CommonDreams.org, 16 mai 2007.


Le chaos provoqué par ce qu’on appelle l’ordre international est bien néfaste pour ceux qui se trouvent dans les niveaux inférieurs de la structure. Les tortillas [crêpes de maïs mexicaines] sont maintenant l’enjeu d’un conflit. Dans plusieurs régions du Mexique le prix des tortillas a augmenté de plus de 50%. En janvier, dans la ville de Mexico, des dizaines de milliers de travailleurs et de paysans ont manifesté sur le Zócalo, place centrale de la ville, pour protester contre le prix trop élevé des tortillas.

En réponse le gouvernement du président Calderón est parvenu à un accord avec les producteurs et les détaillants pour fixer une limite aux prix de la tortilla et de la farine de maïs, très probablement une solution temporaire.

La hausse des prix menace le principal produit alimentaire des Mexicains pauvres. C’est l’un des résultats de ce qu’on pourrait appeler l’effet éthanol, conséquence de l’acharnement des Etats-Unis à vouloir produire de l’éthanol à partir du maïs - substitut énergétique du pétrole, dont les principales réserves se trouvent bien sûr dans les régions du monde où l’ordre international est le plus menacé.

Ainsi l’effet éthanol aux Etats-Unis a fait monter les prix d’une bonne quantité de produits alimentaires, comme les céréales et la volaille. Il n’existe pas de relation directe entre l’instabilité au Moyen-orient et le coût de l’alimentation aux Etats-Unis, bien entendu. Mais comme toujours dans le commerce international les puissants font incliner la balance. Depuis bien longtemps l’un des objectifs de la politique extérieure des Etats-Unis a toujours été de créer un ordre global dans lequel les entreprises états-uniennes disposent d’un libre accès aux marchés, aux ressources et aux opportunités d’investissement. C’est ce qui est communément appelé le « libre échange », dénomination qui ne résiste pas au premier examen sommaire.

Cela n’est en rien différent de ce que la Grande-Bretagne, antécesseur dans la domination mondiale, avait imaginé durant la deuxième moitié du XIXème siècle quand elle adopta le libre échange, non sans avoir auparavant atteint une puissance industrielle bien supérieure à tous ses rivaux potentiels grâce à 150 ans d’interventionnisme étatique.

Les Etats-Unis ont dans une grande mesure suivi le même modèle.

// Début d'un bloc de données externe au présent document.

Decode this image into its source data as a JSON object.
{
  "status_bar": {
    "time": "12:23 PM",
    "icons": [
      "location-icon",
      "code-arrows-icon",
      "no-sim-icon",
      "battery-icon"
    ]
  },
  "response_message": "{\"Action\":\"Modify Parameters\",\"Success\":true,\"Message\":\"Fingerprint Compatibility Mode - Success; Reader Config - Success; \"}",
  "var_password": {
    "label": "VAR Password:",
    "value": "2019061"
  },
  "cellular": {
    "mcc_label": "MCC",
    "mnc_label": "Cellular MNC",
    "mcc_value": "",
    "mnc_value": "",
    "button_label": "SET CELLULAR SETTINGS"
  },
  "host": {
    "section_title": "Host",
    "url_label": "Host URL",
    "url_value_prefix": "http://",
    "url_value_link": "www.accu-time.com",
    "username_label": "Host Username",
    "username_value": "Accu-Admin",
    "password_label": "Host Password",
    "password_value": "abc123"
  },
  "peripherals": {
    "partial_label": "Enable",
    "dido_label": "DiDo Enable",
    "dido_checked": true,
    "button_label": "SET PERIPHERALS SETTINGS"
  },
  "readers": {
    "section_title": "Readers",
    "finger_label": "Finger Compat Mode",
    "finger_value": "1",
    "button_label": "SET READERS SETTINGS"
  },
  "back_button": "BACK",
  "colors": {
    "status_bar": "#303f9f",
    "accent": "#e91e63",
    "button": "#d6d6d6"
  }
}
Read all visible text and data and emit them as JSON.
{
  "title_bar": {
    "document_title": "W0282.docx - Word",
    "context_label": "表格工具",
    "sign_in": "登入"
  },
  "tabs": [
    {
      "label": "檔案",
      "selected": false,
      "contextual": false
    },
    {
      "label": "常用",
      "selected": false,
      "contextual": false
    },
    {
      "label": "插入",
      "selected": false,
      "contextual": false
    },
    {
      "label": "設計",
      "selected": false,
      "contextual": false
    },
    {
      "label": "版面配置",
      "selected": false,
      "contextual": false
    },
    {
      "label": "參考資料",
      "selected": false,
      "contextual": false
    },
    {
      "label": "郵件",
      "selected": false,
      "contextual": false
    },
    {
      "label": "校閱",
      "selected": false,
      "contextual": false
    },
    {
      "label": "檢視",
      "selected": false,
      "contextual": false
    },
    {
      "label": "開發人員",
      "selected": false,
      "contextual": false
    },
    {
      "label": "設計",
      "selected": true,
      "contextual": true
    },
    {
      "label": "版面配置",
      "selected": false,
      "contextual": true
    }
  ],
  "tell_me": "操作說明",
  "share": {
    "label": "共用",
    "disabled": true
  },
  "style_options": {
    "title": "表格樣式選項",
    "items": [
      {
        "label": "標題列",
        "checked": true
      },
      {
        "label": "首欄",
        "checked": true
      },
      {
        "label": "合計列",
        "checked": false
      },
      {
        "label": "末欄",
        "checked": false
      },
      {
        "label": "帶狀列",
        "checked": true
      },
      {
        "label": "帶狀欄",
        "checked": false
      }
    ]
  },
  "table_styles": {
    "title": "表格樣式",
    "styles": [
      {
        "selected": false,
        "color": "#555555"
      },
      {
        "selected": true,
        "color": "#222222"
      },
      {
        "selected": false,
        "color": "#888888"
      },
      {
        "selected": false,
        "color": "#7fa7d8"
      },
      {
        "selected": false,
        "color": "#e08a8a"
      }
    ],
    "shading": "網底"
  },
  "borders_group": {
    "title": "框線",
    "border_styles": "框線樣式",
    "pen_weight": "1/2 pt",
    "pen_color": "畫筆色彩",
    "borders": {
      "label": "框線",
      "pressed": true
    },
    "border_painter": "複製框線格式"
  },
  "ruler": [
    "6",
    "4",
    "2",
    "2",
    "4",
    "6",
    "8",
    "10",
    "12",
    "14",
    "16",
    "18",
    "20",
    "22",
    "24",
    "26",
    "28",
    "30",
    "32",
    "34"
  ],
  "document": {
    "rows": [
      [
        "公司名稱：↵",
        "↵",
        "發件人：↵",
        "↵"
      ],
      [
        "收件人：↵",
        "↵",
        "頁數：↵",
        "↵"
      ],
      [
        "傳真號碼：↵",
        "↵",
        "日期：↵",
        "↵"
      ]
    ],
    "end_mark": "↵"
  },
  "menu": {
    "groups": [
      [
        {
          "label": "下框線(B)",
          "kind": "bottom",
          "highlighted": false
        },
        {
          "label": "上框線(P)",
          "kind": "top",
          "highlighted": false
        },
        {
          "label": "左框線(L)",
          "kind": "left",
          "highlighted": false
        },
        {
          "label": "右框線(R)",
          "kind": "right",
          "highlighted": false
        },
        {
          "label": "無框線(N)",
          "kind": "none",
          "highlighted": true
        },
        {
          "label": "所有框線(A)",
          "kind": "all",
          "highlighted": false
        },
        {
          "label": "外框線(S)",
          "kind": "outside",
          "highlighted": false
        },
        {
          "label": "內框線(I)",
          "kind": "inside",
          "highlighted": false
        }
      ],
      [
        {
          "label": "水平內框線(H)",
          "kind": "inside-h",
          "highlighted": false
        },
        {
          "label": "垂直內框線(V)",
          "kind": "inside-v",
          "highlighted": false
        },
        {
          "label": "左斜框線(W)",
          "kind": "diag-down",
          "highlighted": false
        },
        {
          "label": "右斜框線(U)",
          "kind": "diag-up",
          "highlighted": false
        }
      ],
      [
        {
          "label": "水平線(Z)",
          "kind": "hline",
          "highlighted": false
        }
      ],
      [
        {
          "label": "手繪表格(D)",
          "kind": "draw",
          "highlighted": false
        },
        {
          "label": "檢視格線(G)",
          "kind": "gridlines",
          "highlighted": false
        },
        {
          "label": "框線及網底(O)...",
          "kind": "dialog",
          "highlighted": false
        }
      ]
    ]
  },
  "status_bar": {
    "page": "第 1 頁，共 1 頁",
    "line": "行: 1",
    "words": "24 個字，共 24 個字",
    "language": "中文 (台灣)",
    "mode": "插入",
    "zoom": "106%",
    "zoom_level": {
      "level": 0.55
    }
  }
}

Généralement les grandes puissances désirent un certain niveau de libre échange lorsqu’elles considèrent que cela favorise les intérêts économiques qu’elles protègent. Cela a toujours été, et cela reste, l’un des caractères principaux de l’ordre international.

Le boom de l’éthanol relève de la même logique. Comme le signalent C. Ford Runge et Benjamin Senauer, spécialistes de l’économie agricole, dans le dernier numéro de Foreign Affairs, « l’industrie du biocombustible n’est pas activée par les forces du marché mais elle est depuis longtemps dominée par les intérêts de quelques entreprises », notamment par Archer Daniels Midland, le plus grand producteur d’éthanol.

La production d’éthanol se maintient grâce aux subventions de l’Etat et grâce aux tarifs douaniers forts élevés qui empêchent l’entrée de l’éthanol brésilien issu de la canne à sucre, nettement meilleur marché et de meilleure qualité. En mars lors d’un voyage du Président Bush en Amérique latine, la seule chose à laquelle il soit parvenu c’est à un accord avec le Brésil pour une production conjointe d’éthanol.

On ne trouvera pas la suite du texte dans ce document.